FP: Why do you think the Iranian government has decided to make these arrests now? Is it in retaliation for the United States detaining five Iranians in Iraq in January?

SB: It’s almost useless to speculate about the Iranian government’s intentions, or, more specifically, about the intentions of the Ministry of Intelligence. The operations of the ministry are opaque; the line of questioning and interrogations to which Haleh was subjected suggests that they haven’t the least idea what an organization like the Wilson Center does, and that they made assumptions both about the Wilson Center and my wife not after they had conducted an investigation, but before.

FP: And how do you think the U.S. government is handling the situation in return?

SB: Because the U.S. doesn’t have any direct relations with Iran, it really has to work through its allies and friends among governments that do have relations with Iran. It’s doing its best to try and get Haleh released through these channels.

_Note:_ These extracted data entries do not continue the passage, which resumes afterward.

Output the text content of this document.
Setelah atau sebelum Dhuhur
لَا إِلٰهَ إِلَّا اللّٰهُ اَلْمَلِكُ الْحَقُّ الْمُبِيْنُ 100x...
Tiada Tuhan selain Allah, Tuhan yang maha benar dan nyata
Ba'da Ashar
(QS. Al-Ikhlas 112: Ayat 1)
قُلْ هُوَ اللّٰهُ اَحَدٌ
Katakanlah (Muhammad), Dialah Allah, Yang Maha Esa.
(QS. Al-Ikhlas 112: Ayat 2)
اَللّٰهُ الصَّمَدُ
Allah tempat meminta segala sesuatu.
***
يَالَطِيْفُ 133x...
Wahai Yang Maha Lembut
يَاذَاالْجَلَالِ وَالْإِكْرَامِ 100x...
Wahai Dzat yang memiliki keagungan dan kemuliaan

On the other hand, misguided U.S. policies in the past—loose talk about regime change in Iran or the allocation of funds to support Iranian dissidents and democracy advocates—have merely fed the paranoia of the Iranian regime about American intentions. I’m sorry to say that part of the problem that Haleh and other Iranian-Americans face in Iran today stems, in part, anyway, from these misguided policies. Obviously the allocation [by the U.S. State Department in 2006] of $60 to $70 million for democracy promotion of various sorts in Iran is an issue about which the Iranian government is very sensitive and very anxious. And some of the detainees have been accused, quite wrongly, of receiving that money.

FP: What do you think is the best solution to this dilemma?

SB: I think that the fairest resolution, both for Haleh and in the best interests of the Iranian government, is that Haleh should be released unconditionally and all charges dropped. It’s ironic that my wife should be charged with doing harm to the Islamic Republic when officials of the government of Iran have done enormous harm to Iran’s international standing and earned Iran universal condemnation by this arrest and incarceration. People can help by signing their names to the Free Haleh Web site at www.freehaleh.org. We are also planning a vigil in front of the United Nations in New York at Dag Hammarskjold Plaza on June 27 from noon to 1 p.m. The more people who can show up for that vigil, the stronger the protest against her continuing incarceration will be.

Shaul Bakhash is Haleh Esfandiari’s husband and professor of history at George Mason University.